We know that San Francisco and the rest of the area around California's Silicon Valley is an excellent place to live. But with that excellence (and the abundance of tech jobs) comes extremely high housing prices. What's a young professional -- or anyone with an average-sized bank account but a huge set of working skills -- to do?
Sure, you already know Portland as the "hipster" capital on your travel bucket list. But the city is quickly booming into a viable tech hub that could soon give the best of 'em a run for their money, according to a new report from the Milken Institute.
The economic think tank recently published its annual Best-Performing Cities report, which parses through reams of data in order to pinpoint metro areas where job growth is high, wages are rising and high-tech jobs -- aka the ones most important to a modern city's growth -- are flourishing. In this year's report, the Portland region jumped up eight spots from last year, ranking #8 out of America's 200 largest metros.

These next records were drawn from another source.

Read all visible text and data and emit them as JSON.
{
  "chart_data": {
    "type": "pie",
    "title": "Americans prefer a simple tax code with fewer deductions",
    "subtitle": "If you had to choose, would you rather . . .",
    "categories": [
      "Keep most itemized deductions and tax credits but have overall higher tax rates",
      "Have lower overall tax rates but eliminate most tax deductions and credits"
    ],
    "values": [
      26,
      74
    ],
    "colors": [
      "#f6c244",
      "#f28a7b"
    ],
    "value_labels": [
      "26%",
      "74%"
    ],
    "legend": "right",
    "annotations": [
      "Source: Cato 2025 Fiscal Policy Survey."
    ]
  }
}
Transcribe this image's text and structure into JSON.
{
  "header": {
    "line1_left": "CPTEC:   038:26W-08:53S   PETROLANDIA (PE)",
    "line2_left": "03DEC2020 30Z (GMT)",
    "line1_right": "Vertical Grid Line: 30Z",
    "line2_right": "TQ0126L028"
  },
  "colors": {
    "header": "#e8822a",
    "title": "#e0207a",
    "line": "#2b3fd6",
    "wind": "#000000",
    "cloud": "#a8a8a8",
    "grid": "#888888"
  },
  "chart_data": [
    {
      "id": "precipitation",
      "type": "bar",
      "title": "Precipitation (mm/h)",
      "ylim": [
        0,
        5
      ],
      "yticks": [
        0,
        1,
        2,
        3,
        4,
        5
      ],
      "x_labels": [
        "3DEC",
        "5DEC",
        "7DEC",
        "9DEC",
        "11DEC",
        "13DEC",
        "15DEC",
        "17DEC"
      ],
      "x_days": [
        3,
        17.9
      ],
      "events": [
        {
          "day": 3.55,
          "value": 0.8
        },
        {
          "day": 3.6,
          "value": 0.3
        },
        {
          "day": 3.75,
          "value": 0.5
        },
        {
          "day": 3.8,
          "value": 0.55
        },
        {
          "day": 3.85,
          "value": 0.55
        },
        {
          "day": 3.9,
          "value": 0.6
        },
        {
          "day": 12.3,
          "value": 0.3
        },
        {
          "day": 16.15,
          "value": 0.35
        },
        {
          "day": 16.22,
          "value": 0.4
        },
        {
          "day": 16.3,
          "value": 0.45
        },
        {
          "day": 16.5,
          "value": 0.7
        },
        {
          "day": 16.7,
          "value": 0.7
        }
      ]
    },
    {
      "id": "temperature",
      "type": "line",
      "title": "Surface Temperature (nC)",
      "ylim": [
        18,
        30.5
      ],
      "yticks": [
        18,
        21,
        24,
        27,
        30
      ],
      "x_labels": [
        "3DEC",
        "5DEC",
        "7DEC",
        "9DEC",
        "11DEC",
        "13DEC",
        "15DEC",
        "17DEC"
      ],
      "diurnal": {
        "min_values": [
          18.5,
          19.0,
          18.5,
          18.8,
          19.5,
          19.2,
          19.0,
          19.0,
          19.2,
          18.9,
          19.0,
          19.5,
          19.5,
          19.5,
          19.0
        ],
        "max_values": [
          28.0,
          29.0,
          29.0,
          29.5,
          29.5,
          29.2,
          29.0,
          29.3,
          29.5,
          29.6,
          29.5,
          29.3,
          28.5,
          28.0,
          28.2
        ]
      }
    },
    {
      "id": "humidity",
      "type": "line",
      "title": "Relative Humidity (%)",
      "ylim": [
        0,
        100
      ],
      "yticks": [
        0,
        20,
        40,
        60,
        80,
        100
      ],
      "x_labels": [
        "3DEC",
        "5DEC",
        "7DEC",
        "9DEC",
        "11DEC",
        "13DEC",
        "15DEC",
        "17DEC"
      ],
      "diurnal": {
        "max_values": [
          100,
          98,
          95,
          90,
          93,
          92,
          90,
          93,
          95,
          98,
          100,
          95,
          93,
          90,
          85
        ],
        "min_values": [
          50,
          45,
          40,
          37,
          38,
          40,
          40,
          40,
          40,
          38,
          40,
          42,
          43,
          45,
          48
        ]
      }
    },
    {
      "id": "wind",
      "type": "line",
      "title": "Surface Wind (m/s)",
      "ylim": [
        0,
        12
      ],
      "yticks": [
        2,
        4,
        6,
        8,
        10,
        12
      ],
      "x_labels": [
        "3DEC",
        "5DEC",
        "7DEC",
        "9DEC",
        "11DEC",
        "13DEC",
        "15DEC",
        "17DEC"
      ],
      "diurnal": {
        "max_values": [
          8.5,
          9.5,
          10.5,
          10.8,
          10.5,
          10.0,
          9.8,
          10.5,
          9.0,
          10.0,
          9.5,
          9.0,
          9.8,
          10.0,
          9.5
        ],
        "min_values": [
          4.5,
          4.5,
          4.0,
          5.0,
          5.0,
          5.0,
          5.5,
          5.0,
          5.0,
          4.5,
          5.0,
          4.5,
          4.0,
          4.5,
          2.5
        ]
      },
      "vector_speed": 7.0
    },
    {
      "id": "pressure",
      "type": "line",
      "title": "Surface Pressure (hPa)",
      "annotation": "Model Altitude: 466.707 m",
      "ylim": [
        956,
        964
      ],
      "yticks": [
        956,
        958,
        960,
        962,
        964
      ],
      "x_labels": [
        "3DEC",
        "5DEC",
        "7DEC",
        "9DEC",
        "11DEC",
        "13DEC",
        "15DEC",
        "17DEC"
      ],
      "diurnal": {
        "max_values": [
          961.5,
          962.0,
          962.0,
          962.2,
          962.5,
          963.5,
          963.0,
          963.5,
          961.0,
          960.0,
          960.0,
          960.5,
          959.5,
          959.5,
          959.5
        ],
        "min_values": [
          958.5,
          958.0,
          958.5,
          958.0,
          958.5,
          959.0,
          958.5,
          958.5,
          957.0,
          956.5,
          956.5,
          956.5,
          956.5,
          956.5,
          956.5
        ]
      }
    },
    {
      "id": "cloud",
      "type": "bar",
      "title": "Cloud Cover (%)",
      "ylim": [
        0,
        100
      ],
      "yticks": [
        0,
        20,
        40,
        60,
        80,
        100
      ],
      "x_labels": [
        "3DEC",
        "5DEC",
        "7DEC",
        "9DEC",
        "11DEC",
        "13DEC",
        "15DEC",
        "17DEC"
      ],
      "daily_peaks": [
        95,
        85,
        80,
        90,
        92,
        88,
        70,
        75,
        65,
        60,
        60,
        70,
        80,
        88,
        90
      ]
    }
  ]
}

And we're thinking of moving there already.
The main reason for the Portland area's boom is a huge number of new tech jobs, says Milken Institute associate director Minoli Ratnatunga. Big-name companies from the actual Silicon Valley (think Apple, Facebook and Twitter) are opening offices in Portland as a way to avoid high rent for office space down South, she told HuffPost.
Companies also realize that budding young professionals, who lack the money to pay sky-high rents in San Francisco, will be attracted to Portland as a lower-cost option.
If you're looking for a new scene, Portland is a great place to move -- not only for the statistical reasons above, but also for its incredible Climate Action Plan, ease of getting around and huge biking population that's as interested in craft beer and gluten-free bakeries as it is in equal opportunity LGBT employment.
Rent in Portland is still generally much lower than in Silicon Valley, but Ratnatunga warns that the city's increasing popularity could cause it to rise quickly, both for housing and office space.
"A lot of companies go (to Portland) because young professionals can afford to be there," she said. "But that's driving up rents. So we'll have to see."
Get in while you can, apartment hunters!